Nu ontrolt de intrige zich verder als de Japanse
versie van een Griekse tragedie, gedicteerd door het meedogenloze blinde
Noodlot. In geen van zijn burchten krijgt Hidetora onderdak.
Boeren mogen hem op bevel van Taro, de nieuwe daimyo, geen rijst
leveren. Uiteindelijk vindt hij met zijn samoerai en vrouwen onderdak in
het verlaten kasteel van zijn jongste zoon. ’s Nachts wordt dat
aangevallen door de verenigde troepen van zijn twee oudste zoons. Zij
slachten al zijn getrouwen af in een orgie van pijlen, buskruit en
bloed. Zijn vrouwen en dienstmeiden plegen collectief
seppuku (rituele zelfmoord).
De overvallers schieten het kasteel in brand en denken dat Hidetora
omgekomen is in de vlammen. Taro rijdt triomfantelijk het terrein op.

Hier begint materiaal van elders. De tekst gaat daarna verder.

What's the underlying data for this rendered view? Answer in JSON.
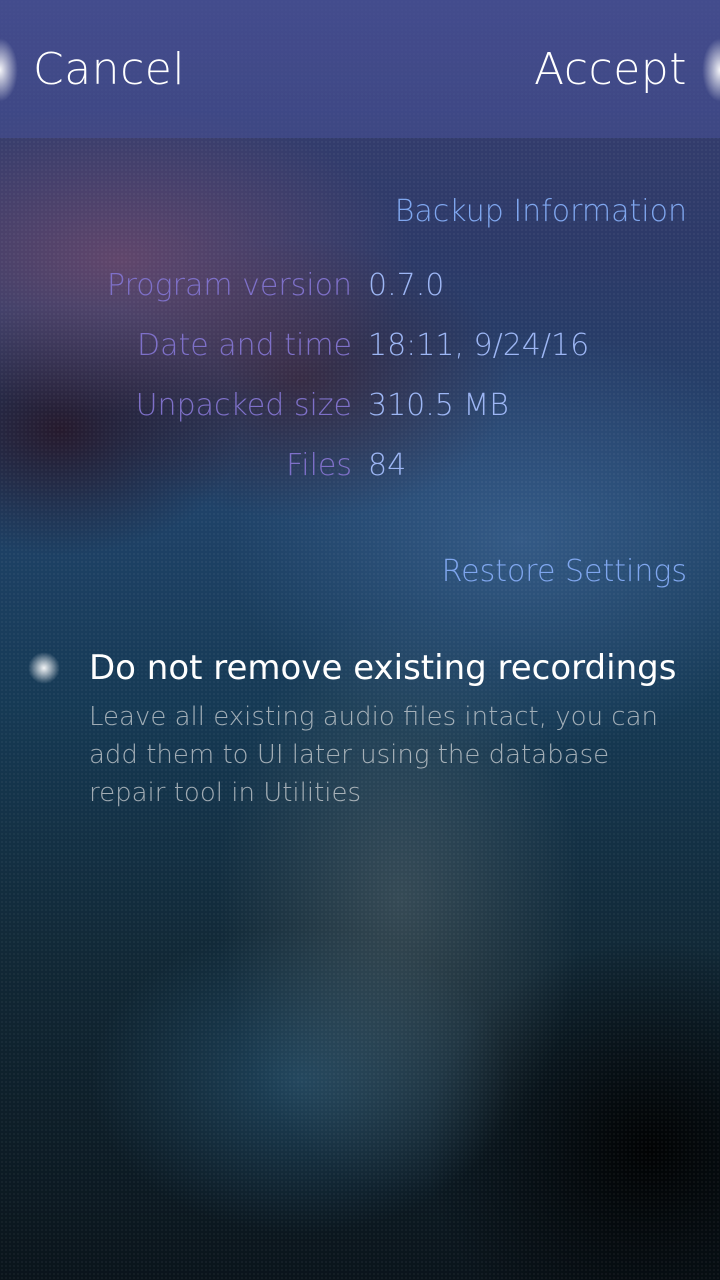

Een enkel schot knalt en hij stort dood ter aarde. Neergeschoten door de
generaal van zijn broer Jiro! (Let op hoe subtiel dit is aangebracht.)
Tegen alle verwachtingen in heeft zijn vader echter de beschieting en
het vuur overleefd. Van zijn zinnen beroofd verlaat hij het kasteel,
tussen de rijen overvallers door. Niemand durft hem aanraken. Vrouwe Kaede
Jiro is nu het hoofd van de clan en hij neemt de weduwe van zijn broer
over. Of liever: zij neemt hem over. Onvergetelijk is de totaal
onverwachte metamorfose van de intrigante Kaede. Zij brengt Jiro als
erkenning van zijn status de helm van haar dode echtgenoot Taro - op
haar knieën. Zonder overgang transformeert ze van een onderdanig
trippelend porseleinen poppetje in een ontketende messenzwaaiende
moordlustige furie. Dan verandert ze weer even plots in een hongerige
minnares, die het bloed van zijn hals likt, hem voorgoed aan zich bindt…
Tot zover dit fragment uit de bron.